Chicago teve leves quedas com clima positivo para lavouras dos EUA
A terça-feira (23) chega ao fim com os preços internacionais do milho futuro acumulando mais um dia de movimentações negativas na Bolsa de Chicago (CBOT).
A análise da Agrinvest destaca que o movimento baixista aconteceu também para o trigo, especialmente diante das boas condições de desenvolvimento das lavouras dos Estados Unidos.
“As condições do milho permaneceram estáveis em relação à semana anterior e seguem 2 pontos percentuais abaixo do registrado no mesmo período do ano passado. O clima continua bastante favorável ao desenvolvimento das lavouras, mantendo a expectativa de uma safra cheia nos EUA”, afirmam os analistas da consultoria.

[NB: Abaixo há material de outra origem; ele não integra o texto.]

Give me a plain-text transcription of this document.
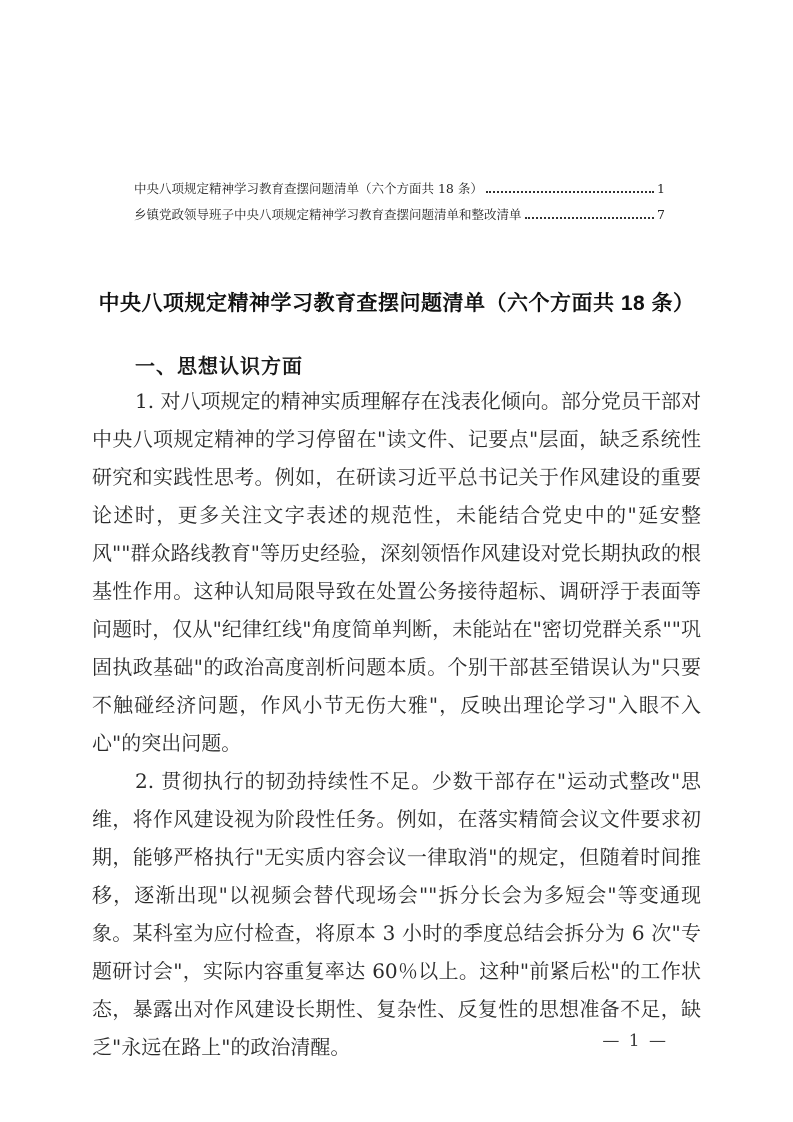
中央八项规定精神学习教育查摆问题清单（六个方面共 18 条）	1
乡镇党政领导班子中央八项规定精神学习教育查摆问题清单和整改清单	7
中央八项规定精神学习教育查摆问题清单（六个方面共 18 条）
一、思想认识方面

1. 对八项规定的精神实质理解存在浅表化倾向。部分党员干部对中央八项规定精神的学习停留在"读文件、记要点"层面，缺乏系统性研究和实践性思考。例如，在研读习近平总书记关于作风建设的重要论述时，更多关注文字表述的规范性，未能结合党史中的"延安整风""群众路线教育"等历史经验，深刻领悟作风建设对党长期执政的根基性作用。这种认知局限导致在处置公务接待超标、调研浮于表面等问题时，仅从"纪律红线"角度简单判断，未能站在"密切党群关系""巩固执政基础"的政治高度剖析问题本质。个别干部甚至错误认为"只要不触碰经济问题，作风小节无伤大雅"，反映出理论学习"入眼不入心"的突出问题。

2. 贯彻执行的韧劲持续性不足。少数干部存在"运动式整改"思维，将作风建设视为阶段性任务。例如，在落实精简会议文件要求初期，能够严格执行"无实质内容会议一律取消"的规定，但随着时间推移，逐渐出现"以视频会替代现场会""拆分长会为多短会"等变通现象。某科室为应付检查，将原本 3 小时的季度总结会拆分为 6 次"专题研讨会"，实际内容重复率达 60％以上。这种"前紧后松"的工作状态，暴露出对作风建设长期性、复杂性、反复性的思想准备不足，缺乏"永远在路上"的政治清醒。	— 1 —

O vencimento julho/26 foi cotado a US$ 4,09 com queda de 1,75 pontos, o setembro/26 valeu US$ 4,17 com perda de 2 pontos, o dezembro/26 foi negociado por US$ 4,37 com baixa de 2,25 pontos e o março/27 teve valor de US$ 4,51 com desvalorização de 2,25 pontos.
Esses índices representaram perdas, com relação ao fechamento da última segunda-feira (22), de 0,43% para o julho/26, de 0,48% para o setembro/26, de 0,51% para o dezembro/26 e de 0,50% para o março/27.
Mercado Interno
Já os preços futuros do milho na Bolsa Brasileira (B3), finalizaram o pregão desta terça-feira com movimentações no campo positivo.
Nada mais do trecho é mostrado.